Beyond A/B testing: hypothesis testing for startups - rohitarondekar
http://rashmisinha.com/2009/09/14/beyond-ab-testing-hypothesis-testing-for-startups/

======
jdp23
An excellent way of looking at it: "The goal of the Minimum Viable Product
should be to test the founding vision or initial hypothesis. You need to be
open to different answers – the answer might be a yes, a qualified yes, or a
no. By framing the founding vision like a hypothesis, you remain open to
multiple answers."

------
btilly
But don't just have one test for your hypothesis. Have many.

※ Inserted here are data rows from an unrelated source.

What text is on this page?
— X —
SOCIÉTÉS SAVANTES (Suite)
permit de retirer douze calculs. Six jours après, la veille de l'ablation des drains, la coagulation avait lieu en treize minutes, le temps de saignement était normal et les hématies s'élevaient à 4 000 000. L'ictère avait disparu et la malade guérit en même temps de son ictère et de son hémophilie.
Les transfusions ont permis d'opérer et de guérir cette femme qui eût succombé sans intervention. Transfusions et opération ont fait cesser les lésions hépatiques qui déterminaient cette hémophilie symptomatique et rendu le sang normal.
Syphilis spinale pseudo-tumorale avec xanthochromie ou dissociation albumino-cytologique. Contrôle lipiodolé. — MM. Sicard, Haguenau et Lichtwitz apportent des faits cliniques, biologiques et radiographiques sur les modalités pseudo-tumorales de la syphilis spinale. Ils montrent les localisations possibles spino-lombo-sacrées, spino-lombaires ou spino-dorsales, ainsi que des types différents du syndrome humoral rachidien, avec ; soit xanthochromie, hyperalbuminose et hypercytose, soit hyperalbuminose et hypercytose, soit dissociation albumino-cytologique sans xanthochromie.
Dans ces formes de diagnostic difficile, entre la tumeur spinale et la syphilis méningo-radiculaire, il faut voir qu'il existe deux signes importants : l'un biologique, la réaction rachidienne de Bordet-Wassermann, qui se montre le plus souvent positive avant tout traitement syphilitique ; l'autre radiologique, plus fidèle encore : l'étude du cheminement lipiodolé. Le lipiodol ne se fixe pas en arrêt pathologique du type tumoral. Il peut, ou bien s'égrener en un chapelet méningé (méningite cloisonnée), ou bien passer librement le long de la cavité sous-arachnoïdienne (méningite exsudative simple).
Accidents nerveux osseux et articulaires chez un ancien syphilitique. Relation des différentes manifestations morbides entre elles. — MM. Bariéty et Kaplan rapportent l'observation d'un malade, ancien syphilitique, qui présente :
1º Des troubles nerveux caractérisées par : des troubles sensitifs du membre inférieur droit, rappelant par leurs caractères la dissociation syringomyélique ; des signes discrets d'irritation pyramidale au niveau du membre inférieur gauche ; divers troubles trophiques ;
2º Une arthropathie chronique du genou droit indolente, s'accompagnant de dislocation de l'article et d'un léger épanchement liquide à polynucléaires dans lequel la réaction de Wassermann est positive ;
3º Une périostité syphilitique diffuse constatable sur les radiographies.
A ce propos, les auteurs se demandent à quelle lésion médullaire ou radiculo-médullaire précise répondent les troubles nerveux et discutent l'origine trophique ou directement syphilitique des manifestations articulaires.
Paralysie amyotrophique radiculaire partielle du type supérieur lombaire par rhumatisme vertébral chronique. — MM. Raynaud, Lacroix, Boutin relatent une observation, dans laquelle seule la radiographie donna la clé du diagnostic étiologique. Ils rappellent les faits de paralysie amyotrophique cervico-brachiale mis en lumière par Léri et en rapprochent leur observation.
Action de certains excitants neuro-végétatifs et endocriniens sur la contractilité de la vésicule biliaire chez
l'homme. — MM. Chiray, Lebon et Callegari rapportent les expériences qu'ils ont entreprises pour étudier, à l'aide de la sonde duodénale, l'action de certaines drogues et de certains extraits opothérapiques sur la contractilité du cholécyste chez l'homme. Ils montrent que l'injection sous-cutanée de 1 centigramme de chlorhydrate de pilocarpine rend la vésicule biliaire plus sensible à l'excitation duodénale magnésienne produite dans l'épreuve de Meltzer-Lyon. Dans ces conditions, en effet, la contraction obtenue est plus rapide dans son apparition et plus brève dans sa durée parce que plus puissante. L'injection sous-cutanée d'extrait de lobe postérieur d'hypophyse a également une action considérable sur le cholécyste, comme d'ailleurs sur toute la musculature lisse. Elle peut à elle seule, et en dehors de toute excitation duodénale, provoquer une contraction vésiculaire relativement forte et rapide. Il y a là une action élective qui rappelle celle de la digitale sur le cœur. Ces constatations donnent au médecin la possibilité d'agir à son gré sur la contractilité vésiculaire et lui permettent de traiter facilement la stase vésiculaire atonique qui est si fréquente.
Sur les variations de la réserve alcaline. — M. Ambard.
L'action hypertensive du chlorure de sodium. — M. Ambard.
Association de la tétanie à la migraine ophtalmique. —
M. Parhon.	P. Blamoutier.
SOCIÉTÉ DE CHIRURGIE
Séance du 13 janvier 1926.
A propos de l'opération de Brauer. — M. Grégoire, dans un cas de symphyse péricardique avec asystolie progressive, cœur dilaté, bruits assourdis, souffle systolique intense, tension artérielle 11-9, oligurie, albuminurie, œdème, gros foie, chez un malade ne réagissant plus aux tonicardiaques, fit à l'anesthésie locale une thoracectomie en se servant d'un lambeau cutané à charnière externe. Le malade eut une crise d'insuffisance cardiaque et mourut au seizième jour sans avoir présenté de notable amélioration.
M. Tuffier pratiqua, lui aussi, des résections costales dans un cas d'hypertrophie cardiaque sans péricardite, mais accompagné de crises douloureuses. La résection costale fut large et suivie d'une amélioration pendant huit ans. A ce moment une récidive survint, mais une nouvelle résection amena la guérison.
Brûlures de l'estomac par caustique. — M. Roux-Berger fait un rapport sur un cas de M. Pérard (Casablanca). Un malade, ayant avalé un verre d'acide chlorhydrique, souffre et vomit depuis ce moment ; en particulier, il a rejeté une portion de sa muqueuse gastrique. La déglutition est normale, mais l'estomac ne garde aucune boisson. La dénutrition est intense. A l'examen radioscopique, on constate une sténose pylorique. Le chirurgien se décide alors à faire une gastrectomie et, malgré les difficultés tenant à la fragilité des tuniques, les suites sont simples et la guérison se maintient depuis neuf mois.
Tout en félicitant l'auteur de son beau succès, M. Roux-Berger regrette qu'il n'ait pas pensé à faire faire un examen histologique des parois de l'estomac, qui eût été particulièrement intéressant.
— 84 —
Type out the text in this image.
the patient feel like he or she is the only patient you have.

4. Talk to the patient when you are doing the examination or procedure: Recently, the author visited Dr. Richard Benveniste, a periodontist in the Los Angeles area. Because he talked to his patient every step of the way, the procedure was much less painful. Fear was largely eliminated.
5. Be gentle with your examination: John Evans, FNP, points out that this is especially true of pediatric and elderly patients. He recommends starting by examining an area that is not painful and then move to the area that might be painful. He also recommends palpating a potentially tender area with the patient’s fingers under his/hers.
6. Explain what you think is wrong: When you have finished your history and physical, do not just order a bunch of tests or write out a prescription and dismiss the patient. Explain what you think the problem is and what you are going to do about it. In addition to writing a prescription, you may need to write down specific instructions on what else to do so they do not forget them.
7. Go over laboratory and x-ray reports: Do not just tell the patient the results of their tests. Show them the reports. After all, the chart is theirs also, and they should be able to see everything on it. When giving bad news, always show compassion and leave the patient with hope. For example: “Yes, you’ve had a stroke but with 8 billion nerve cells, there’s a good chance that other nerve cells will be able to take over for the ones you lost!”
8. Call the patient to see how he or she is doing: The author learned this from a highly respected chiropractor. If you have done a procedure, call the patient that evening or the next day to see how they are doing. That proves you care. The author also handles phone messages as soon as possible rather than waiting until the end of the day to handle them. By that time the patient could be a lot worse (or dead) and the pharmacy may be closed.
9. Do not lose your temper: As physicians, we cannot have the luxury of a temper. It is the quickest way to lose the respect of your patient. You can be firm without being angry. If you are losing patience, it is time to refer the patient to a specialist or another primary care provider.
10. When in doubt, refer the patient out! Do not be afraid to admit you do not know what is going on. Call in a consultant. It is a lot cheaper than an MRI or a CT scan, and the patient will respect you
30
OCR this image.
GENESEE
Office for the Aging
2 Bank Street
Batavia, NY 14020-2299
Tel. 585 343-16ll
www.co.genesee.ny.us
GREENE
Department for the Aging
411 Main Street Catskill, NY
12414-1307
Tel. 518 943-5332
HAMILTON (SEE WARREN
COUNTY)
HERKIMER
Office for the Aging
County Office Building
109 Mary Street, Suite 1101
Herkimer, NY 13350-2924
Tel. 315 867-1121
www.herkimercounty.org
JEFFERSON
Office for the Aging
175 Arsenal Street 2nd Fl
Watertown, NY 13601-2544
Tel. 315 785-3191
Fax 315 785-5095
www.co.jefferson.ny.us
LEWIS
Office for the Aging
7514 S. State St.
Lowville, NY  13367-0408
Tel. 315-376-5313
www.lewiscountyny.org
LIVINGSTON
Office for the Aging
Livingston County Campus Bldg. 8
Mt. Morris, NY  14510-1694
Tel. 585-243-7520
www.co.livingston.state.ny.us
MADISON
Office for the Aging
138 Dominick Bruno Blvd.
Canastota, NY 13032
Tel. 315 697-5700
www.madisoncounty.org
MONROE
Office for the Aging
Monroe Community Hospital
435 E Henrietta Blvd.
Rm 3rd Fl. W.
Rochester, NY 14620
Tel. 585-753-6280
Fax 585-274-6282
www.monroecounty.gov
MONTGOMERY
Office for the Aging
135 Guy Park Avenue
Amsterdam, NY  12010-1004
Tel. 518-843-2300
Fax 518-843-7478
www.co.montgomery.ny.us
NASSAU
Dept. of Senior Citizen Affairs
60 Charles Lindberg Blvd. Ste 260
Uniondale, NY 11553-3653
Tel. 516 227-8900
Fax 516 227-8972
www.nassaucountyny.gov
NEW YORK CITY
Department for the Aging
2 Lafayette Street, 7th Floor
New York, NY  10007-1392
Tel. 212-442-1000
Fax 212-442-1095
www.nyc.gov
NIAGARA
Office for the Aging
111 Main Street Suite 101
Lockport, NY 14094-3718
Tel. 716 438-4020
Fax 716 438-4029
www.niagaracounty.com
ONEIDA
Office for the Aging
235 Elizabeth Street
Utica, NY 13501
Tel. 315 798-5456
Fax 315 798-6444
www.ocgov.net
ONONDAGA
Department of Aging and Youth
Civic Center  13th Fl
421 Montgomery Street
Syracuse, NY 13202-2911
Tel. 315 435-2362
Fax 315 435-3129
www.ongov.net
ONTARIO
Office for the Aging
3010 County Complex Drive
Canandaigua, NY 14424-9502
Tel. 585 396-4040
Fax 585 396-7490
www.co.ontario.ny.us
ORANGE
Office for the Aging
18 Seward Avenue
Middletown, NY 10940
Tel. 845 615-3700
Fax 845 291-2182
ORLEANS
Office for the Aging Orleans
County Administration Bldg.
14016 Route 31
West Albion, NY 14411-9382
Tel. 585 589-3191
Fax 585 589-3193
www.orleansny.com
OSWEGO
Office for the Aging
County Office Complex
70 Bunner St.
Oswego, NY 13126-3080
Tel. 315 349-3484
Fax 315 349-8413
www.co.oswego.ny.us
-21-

Seek to improve
your hypothesis.

The end result should be an organization with a theory about how it does
business. The gift that good founders have that others don't is the knowledge
of what that theory was, the key assumptions it makes, and how to tinker with
it.

[http://steveblank.com/2010/05/13/consultants-
don%E2%80%99t-p...](http://steveblank.com/2010/05/13/consultants-
don%E2%80%99t-pivot-founders-do/) describes this process very well.

------
subbu
Isn't A/B testing a micro-step of validating your hypothesis? You test your
hypothesis and you get certain results. Then you use A/B testing to fine tune
your hypothesis and test it even further. Keep tweaking them until you get
your desired results. Isn't that how is supposed to work?